I'm not sure there is any one tool that will do all of this for you. Perhaps some of the following might help.
After downloading genes for mm10
, construct a list of windows upstream or centered on TSSs, and overlap them or associate them with your coordinates:
$ wget -qO- ftp://ftp.ebi.ac.uk/pub/databases/gencode/Gencode_mouse/release_M25/gencode.vM25.annotation.gff3.gz \
| gunzip --stdout - \
| awk '$3 == "gene"' - \
| convert2bed -i gff - \
> gencode.vM25.genes.bed
Then:
$ bedmap --echo --echo-map-id --skip-unmapped windowsAroundMySequences.bed gencode.vM25.genes.bed > answer.bed
How you define windowsAroundMySequences.bed
is up to you. You could do something like the following, say, to make strand-specific 5kb proximal promoter windows:
$ awk -v FS="\t" -v OFS="\t" '($6=="+"){ print $1, $2-5000, $2, $3, $4, $5, $6 }($6=="-"){ print $1, $3, $3+5000, $4, $5, $6 }' mySequences.bed > windowsAroundMySequences.bed
Depending on your mouse experiment, the Gorkin et al. fetal dataset housed on the epilogos site might be of interest for demarcating enhancers. There is a tabix-based data download available from the top-right corner of the page for doing queries for columns that have locally- or globally-high surprisal values for enhancer chromatin states (columns 5-9 in the score data portion of the query result).

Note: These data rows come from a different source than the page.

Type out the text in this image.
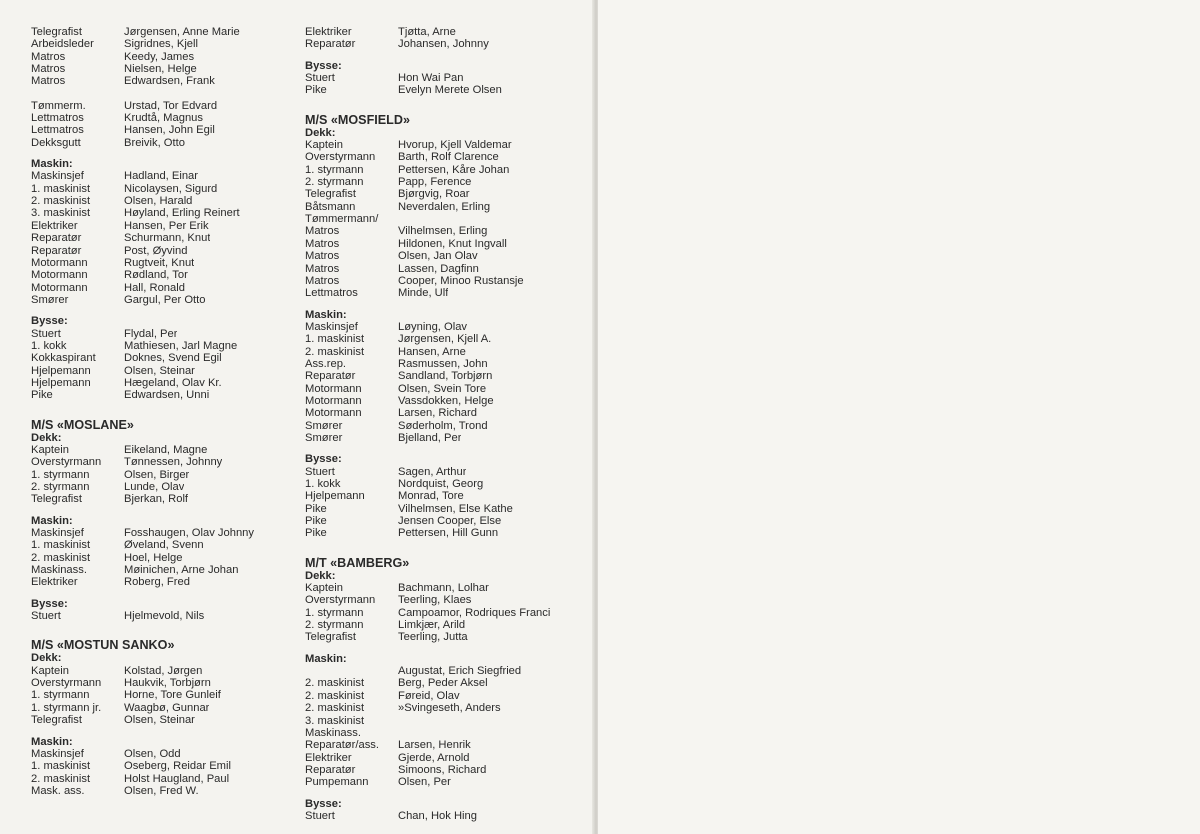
Telegrafist	Jørgensen, Anne Marie
Arbeidsleder	Sigridnes, Kjell
Matros	Keedy, James
Matros	Nielsen, Helge
Matros	Edwardsen, Frank
Tømmerm.	Urstad, Tor Edvard
Lettmatros	Krudtå, Magnus
Lettmatros	Hansen, John Egil
Dekksgutt	Breivik, Otto
Maskin:
Maskinsjef	Hadland, Einar
1. maskinist	Nicolaysen, Sigurd
2. maskinist	Olsen, Harald
3. maskinist	Høyland, Erling Reinert
Elektriker	Hansen, Per Erik
Reparatør	Schurmann, Knut
Reparatør	Post, Øyvind
Motormann	Rugtveit, Knut
Motormann	Rødland, Tor
Motormann	Hall, Ronald
Smører	Gargul, Per Otto
Bysse:
Stuert	Flydal, Per
1. kokk	Mathiesen, Jarl Magne
Kokkaspirant	Doknes, Svend Egil
Hjelpemann	Olsen, Steinar
Hjelpemann	Hægeland, Olav Kr.
Pike	Edwardsen, Unni
M/S «MOSLANE»
Dekk:
Kaptein	Eikeland, Magne
Overstyrmann	Tønnessen, Johnny
1. styrmann	Olsen, Birger
2. styrmann	Lunde, Olav
Telegrafist	Bjerkan, Rolf
Maskin:
Maskinsjef	Fosshaugen, Olav Johnny
1. maskinist	Øveland, Svenn
2. maskinist	Hoel, Helge
Maskinass.	Møinichen, Arne Johan
Elektriker	Roberg, Fred
Bysse:
Stuert	Hjelmevold, Nils
M/S «MOSTUN SANKO»
Dekk:
Kaptein	Kolstad, Jørgen
Overstyrmann	Haukvik, Torbjørn
1. styrmann	Horne, Tore Gunleif
1. styrmann jr.	Waagbø, Gunnar
Telegrafist	Olsen, Steinar
Maskin:
Maskinsjef	Olsen, Odd
1. maskinist	Oseberg, Reidar Emil
2. maskinist	Holst Haugland, Paul
Mask. ass.	Olsen, Fred W.
Elektriker	Tjøtta, Arne
Reparatør	Johansen, Johnny
Bysse:
Stuert	Hon Wai Pan
Pike	Evelyn Merete Olsen
M/S «MOSFIELD»
Dekk:
Kaptein	Hvorup, Kjell Valdemar
Overstyrmann	Barth, Rolf Clarence
1. styrmann	Pettersen, Kåre Johan
2. styrmann	Papp, Ference
Telegrafist	Bjørgvig, Roar
Båtsmann	Neverdalen, Erling
Tømmermann/
Matros	Vilhelmsen, Erling
Matros	Hildonen, Knut Ingvall
Matros	Olsen, Jan Olav
Matros	Lassen, Dagfinn
Matros	Cooper, Minoo Rustansje
Lettmatros	Minde, Ulf
Maskin:
Maskinsjef	Løyning, Olav
1. maskinist	Jørgensen, Kjell A.
2. maskinist	Hansen, Arne
Ass.rep.	Rasmussen, John
Reparatør	Sandland, Torbjørn
Motormann	Olsen, Svein Tore
Motormann	Vassdokken, Helge
Motormann	Larsen, Richard
Smører	Søderholm, Trond
Smører	Bjelland, Per
Bysse:
Stuert	Sagen, Arthur
1. kokk	Nordquist, Georg
Hjelpemann	Monrad, Tore
Pike	Vilhelmsen, Else Kathe
Pike	Jensen Cooper, Else
Pike	Pettersen, Hill Gunn
M/T «BAMBERG»
Dekk:
Kaptein	Bachmann, Lolhar
Overstyrmann	Teerling, Klaes
1. styrmann	Campoamor, Rodriques Franci
2. styrmann	Limkjær, Arild
Telegrafist	Teerling, Jutta
Maskin:
Augustat, Erich Siegfried
2. maskinist	Berg, Peder Aksel
2. maskinist	Føreid, Olav
2. maskinist	»Svingeseth, Anders
3. maskinist
Maskinass.
Reparatør/ass.	Larsen, Henrik
Elektriker	Gjerde, Arnold
Reparatør	Simoons, Richard
Pumpemann	Olsen, Per
Bysse:
Stuert	Chan, Hok Hing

Or perhaps get the database for mm9
at http://www.enhanceratlas.org/ and use liftOver
to get mm10
enhancer regions. Once you have those, you can use bedops
or bedmap
to do overlap or association queries between enhancers and your windows-of-interest.
As to enrichment, you could use all genes as background and count overlap events over a subset of genes of interest and over background, using a hypergeometric to calculate the probability of observing such overlaps by chance. You'd need to decide what genes are interesting, however.
Or perhaps you'd synthesize a population of sequences with a similar distribution to what you are starting with, and you would count how many times such random sequences overlap your TSS windows, to measure the probability that your specific sequences overlap their TSSs by chance.